Related Credit Agreement Drafting Points
While a lender can take comfort from an LPA’s inclusion of a no setoff provision, a subscription credit facility’s loan documentation often contains related protections to further enhance a lender’s certainty over and monitoring of the investors’ creditworthiness and the continued strength of their capital commitment obligations, including:
- Representations. Representations and warranties that the loan parties do not have knowledge of (i) any defense or circumstance which, with the passage of time or giving of notice, could constitute a default under the LPA or subscription documents, which would constitute a defense to any investor’s obligation to fund capital contributions pursuant to a capital call; or (ii) any claims of offset or any other claims against any loan party that could diminish or adversely affect the obligations of any investor to fund capital contributions pursuant to a capital call.
- Borrowing Base. Investor exclusion events tied to an investor (i) repudiating, challenging, or declaring unenforceable its capital commitment obligations or otherwise disaffirming any provision of the LPA or subscription documents; or (ii) becoming a “defaulting limited partner” under the LPA.
Key Takeaways
It is important for an LPA to include a no setoff provision—that is, an express, unconditional agreement of the investors to fund without setoff, counterclaim, or defense. This contractual waiver provides a subscription credit facility lender with comfort that the investors’ obligations to fund when called are absolute obligations and that the lender would be able to call capital from the investors for an efficient repayment of the facility. An LPA that lacks a no setoff provision presents a potential risk that undermines a lender’s expected efficient enforcement rights. The omission may, in an enforcement scenario, ultimately reduce the amount available to be called from the investors to repay the facility or otherwise delay the lender’s ability to obtain the funds from the investors.

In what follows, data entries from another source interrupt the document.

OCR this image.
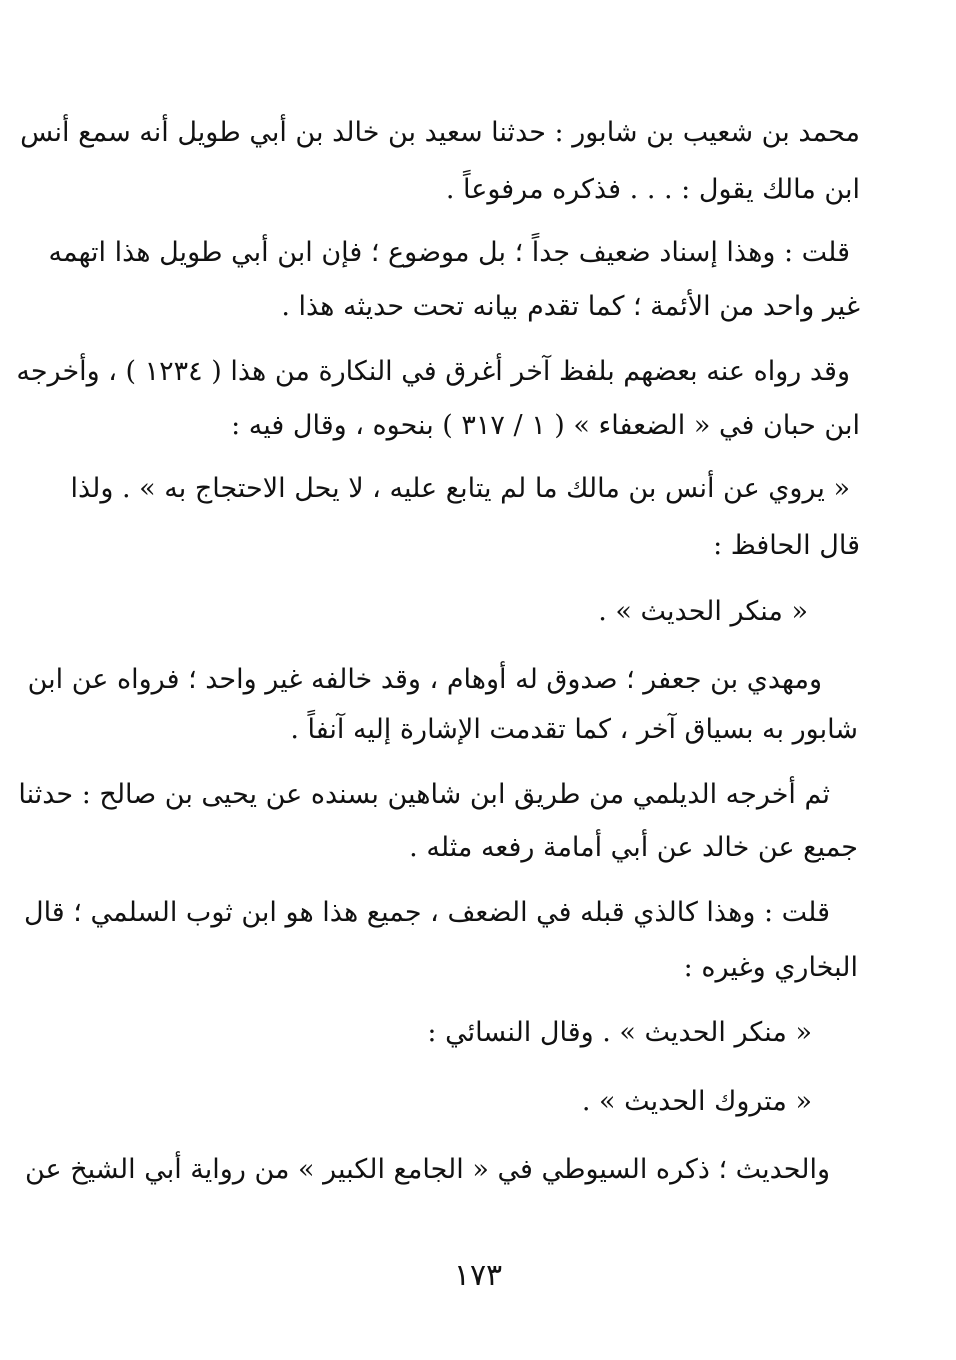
محمد بن شعيب بن شابور : حدثنا سعيد بن خالد بن أبي طويل أنه سمع أنس
ابن مالك يقول : . . . فذكره مرفوعاً .
قلت : وهذا إسناد ضعيف جداً ؛ بل موضوع ؛ فإن ابن أبي طويل هذا اتهمه
غير واحد من الأئمة ؛ كما تقدم بيانه تحت حديثه هذا .
وقد رواه عنه بعضهم بلفظ آخر أغرق في النكارة من هذا ( ١٢٣٤ ) ، وأخرجه
ابن حبان في « الضعفاء » ( ١ / ٣١٧ ) بنحوه ، وقال فيه :
« يروي عن أنس بن مالك ما لم يتابع عليه ، لا يحل الاحتجاج به » . ولذا
قال الحافظ :
« منكر الحديث » .
ومهدي بن جعفر ؛ صدوق له أوهام ، وقد خالفه غير واحد ؛ فرواه عن ابن
شابور به بسياق آخر ، كما تقدمت الإشارة إليه آنفاً .
ثم أخرجه الديلمي من طريق ابن شاهين بسنده عن يحيى بن صالح : حدثنا
جميع عن خالد عن أبي أمامة رفعه مثله .
قلت : وهذا كالذي قبله في الضعف ، جميع هذا هو ابن ثوب السلمي ؛ قال
البخاري وغيره :
« منكر الحديث » . وقال النسائي :
« متروك الحديث » .
والحديث ؛ ذكره السيوطي في « الجامع الكبير » من رواية أبي الشيخ عن
١٧٣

Requiring a no setoff provision in the LPA is recommended to strengthen a lender’s enforcement objectives.
1 For additional information on customary subscription credit facility LPA provisions, please see our Legal Update: Model LPA Provisions for Subscription Credit Facilities.

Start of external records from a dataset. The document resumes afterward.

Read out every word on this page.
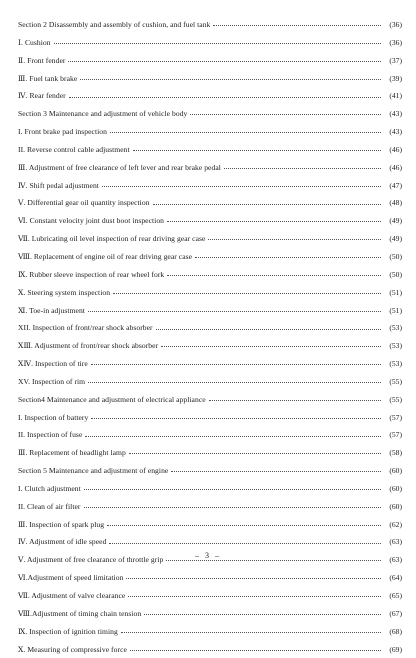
Section 2 Disassembly and assembly of cushion, and fuel tank	(36)
Ⅰ. Cushion	(36)
Ⅱ. Front fender	(37)
Ⅲ. Fuel tank brake	(39)
Ⅳ. Rear fender	(41)
Section 3 Maintenance and adjustment of vehicle body	(43)
I. Front brake pad inspection	(43)
II. Reverse control cable adjustment	(46)
Ⅲ. Adjustment of free clearance of left lever and rear brake pedal	(46)
Ⅳ. Shift pedal adjustment	(47)
Ⅴ. Differential gear oil quantity inspection	(48)
Ⅵ. Constant velocity joint dust boot inspection	(49)
Ⅶ. Lubricating oil level inspection of rear driving gear case	(49)
Ⅷ. Replacement of engine oil of rear driving gear case	(50)
Ⅸ. Rubber sleeve inspection of rear wheel fork	(50)
Ⅹ. Steering system inspection	(51)
Ⅺ. Toe-in adjustment	(51)
XII. Inspection of front/rear shock absorber	(53)
ⅩⅢ. Adjustment of front/rear shock absorber	(53)
ⅩⅣ. Inspection of tire	(53)
XV. Inspection of rim	(55)
Section4 Maintenance and adjustment of electrical appliance	(55)
I. Inspection of battery	(57)
II. Inspection of fuse	(57)
Ⅲ. Replacement of headlight lamp	(58)
Section 5 Maintenance and adjustment of engine	(60)
I. Clutch adjustment	(60)
II. Clean of air filter	(60)
Ⅲ. Inspection of spark plug	(62)
Ⅳ. Adjustment of idle speed	(63)
Ⅴ. Adjustment of free clearance of throttle grip	(63)
Ⅵ.Adjustment of speed limitation	(64)
Ⅶ. Adjustment of valve clearance	(65)
Ⅷ.Adjustment of timing chain tension	(67)
Ⅸ. Inspection of ignition timing	(68)
Ⅹ. Measuring of compressive force	(69)
– 3 –
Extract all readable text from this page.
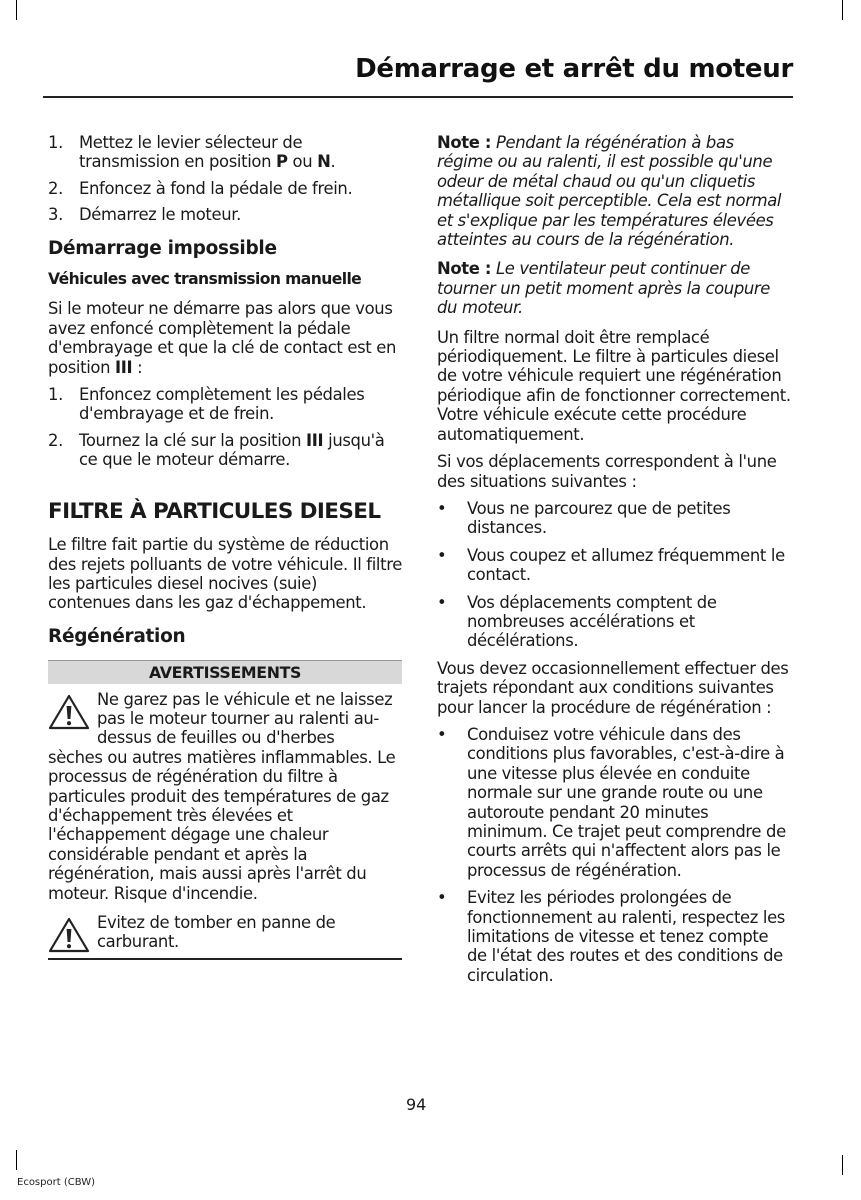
Démarrage et arrêt du moteur
1. Mettez le levier sélecteur de transmission en position P ou N.
2. Enfoncez à fond la pédale de frein.
3. Démarrez le moteur.
Démarrage impossible
Véhicules avec transmission manuelle

Si le moteur ne démarre pas alors que vous avez enfoncé complètement la pédale d'embrayage et que la clé de contact est en position III :

1. Enfoncez complètement les pédales d'embrayage et de frein.
2. Tournez la clé sur la position III jusqu'à ce que le moteur démarre.
FILTRE À PARTICULES DIESEL

Le filtre fait partie du système de réduction des rejets polluants de votre véhicule. Il filtre les particules diesel nocives (suie) contenues dans les gaz d'échappement.

Régénération
AVERTISSEMENTS
Ne garez pas le véhicule et ne laissez pas le moteur tourner au ralenti au-dessus de feuilles ou d'herbes
sèches ou autres matières inflammables. Le processus de régénération du filtre à particules produit des températures de gaz d'échappement très élevées et l'échappement dégage une chaleur considérable pendant et après la régénération, mais aussi après l'arrêt du moteur. Risque d'incendie.
Evitez de tomber en panne de carburant.

Note : Pendant la régénération à bas régime ou au ralenti, il est possible qu'une odeur de métal chaud ou qu'un cliquetis métallique soit perceptible. Cela est normal et s'explique par les températures élevées atteintes au cours de la régénération.

Note : Le ventilateur peut continuer de tourner un petit moment après la coupure du moteur.

Un filtre normal doit être remplacé périodiquement. Le filtre à particules diesel de votre véhicule requiert une régénération périodique afin de fonctionner correctement. Votre véhicule exécute cette procédure automatiquement.

Si vos déplacements correspondent à l'une des situations suivantes :

• Vous ne parcourez que de petites distances.
• Vous coupez et allumez fréquemment le contact.
• Vos déplacements comptent de nombreuses accélérations et décélérations.

Vous devez occasionnellement effectuer des trajets répondant aux conditions suivantes pour lancer la procédure de régénération :

• Conduisez votre véhicule dans des conditions plus favorables, c'est-à-dire à une vitesse plus élevée en conduite normale sur une grande route ou une autoroute pendant 20 minutes minimum. Ce trajet peut comprendre de courts arrêts qui n'affectent alors pas le processus de régénération.
• Evitez les périodes prolongées de fonctionnement au ralenti, respectez les limitations de vitesse et tenez compte de l'état des routes et des conditions de circulation.
94
Ecosport (CBW)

2 For more detail regarding theories of liability under which a Fund and a subscription credit facility lender can enforce capital commitments, please consult our Legal Update: Enforcement of Forms of Credit Support in Fund Finance.
3 For further detail about the enforceability of capital commitments in subscription credit facilities, please refer to our Legal Update: Enforceability of Capital Commitments in a Subscription Credit Facility.